Don agrees: “If you had many more pages it would drastically increase the complexity.” This goes for your average criminal, too, says Don. “As long as you shred a lot of personal information at one time you’re safe.”
— Nicole Ruediger
DOG TAG
Many students broadcast their UMBC pride in traditional fashion – on a black and gold t-shirt, hoodie or ball cap. But UMBC seniors Chris Snyder ’12 and Chris Bowie ’12 have taken their case of Retriever Fever one very permanent step further.
“It was my last season of cross country, so I wanted to do something special,” says Snyder, a mechanical engineering major who along with Bowie had the new UMBC retriever logo tattooed on his left calf last spring.
Since its debut in summer 2010, the Retriever logo has spread quickly across the university’s walls and furniture, but never quite so indelibly as this. The inking process – including the addition of traditional cross country wings at the base of the dog – took about half an hour per runner, they said.
“You know, I like this school and I put all four years here into (a sport) I love,” says Bowie, a political science major. “It just made sense to want something permanent from a place that means something to me.”
So far, neither runner regrets the decision (or, at least, admits it).
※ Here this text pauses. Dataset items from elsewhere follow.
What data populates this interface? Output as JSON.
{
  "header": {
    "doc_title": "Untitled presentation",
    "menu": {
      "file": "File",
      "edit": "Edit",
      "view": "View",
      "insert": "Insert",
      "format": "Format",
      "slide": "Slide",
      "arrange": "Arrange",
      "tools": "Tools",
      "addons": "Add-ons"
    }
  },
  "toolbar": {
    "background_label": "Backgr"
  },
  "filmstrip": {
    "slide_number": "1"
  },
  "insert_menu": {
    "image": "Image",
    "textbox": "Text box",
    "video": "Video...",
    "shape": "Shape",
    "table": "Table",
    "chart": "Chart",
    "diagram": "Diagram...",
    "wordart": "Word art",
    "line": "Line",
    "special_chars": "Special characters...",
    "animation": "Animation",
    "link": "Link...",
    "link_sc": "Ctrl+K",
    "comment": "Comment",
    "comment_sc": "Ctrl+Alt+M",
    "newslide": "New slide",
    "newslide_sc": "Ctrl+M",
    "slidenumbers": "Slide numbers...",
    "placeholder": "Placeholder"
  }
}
In fact, they both claim to get quite a few compliments. “You know, it might actually become a tradition,” says Bowie. “A lot of the freshmen runners want to get the dog… but they say they want to prove themselves first.”
— Jenny O’Grady
FAME GAME
On February 4, UMBC director of athletics Charles Brown headed up another distinguished class inducted into the university’s Athletic Hall of Fame.
Joining Brown in the biennial celebration of UMBC athletic and academic achievement were Jen Dragoni ’04 (women’s lacrosse), Brad Green ’04 (swimming & diving), Adam Grossman ’06 (track & field, right), Ted Lawler ’98 (men’s soccer), Josef Novotny ’04 (men’s tennis) and Keith Puryear ’90 (UMBC’s head tennis coach from 1990 to 2008).
UMBC’s Athletic Hall of Fame now boasts 119 members, chosen for their successes as student athletes at the university and their status as proud alumni of the university.
Brown is the longest-tenured director of athletics at the NCAA Division I level in the state of Maryland. In the past 11 years, Retriever teams have won 52 league titles and made 31 appearances in NCAA Championship competition and in the past 12 years, 32 student-athletes have earned Academic All-American honors and the student-athlete graduate rate is 10 percent higher than the university rate.
The February ceremony at the Westin-BWI hotel also honored Marvin Mandell, who received the athletic department’s Charles Woolston Award. The award is given to an individual who provides outstanding service to the department and strives to improve the student-athlete experience. A professor of policy sciences, Mandell has served as the university’s NCAA faculty representative for the past nine years.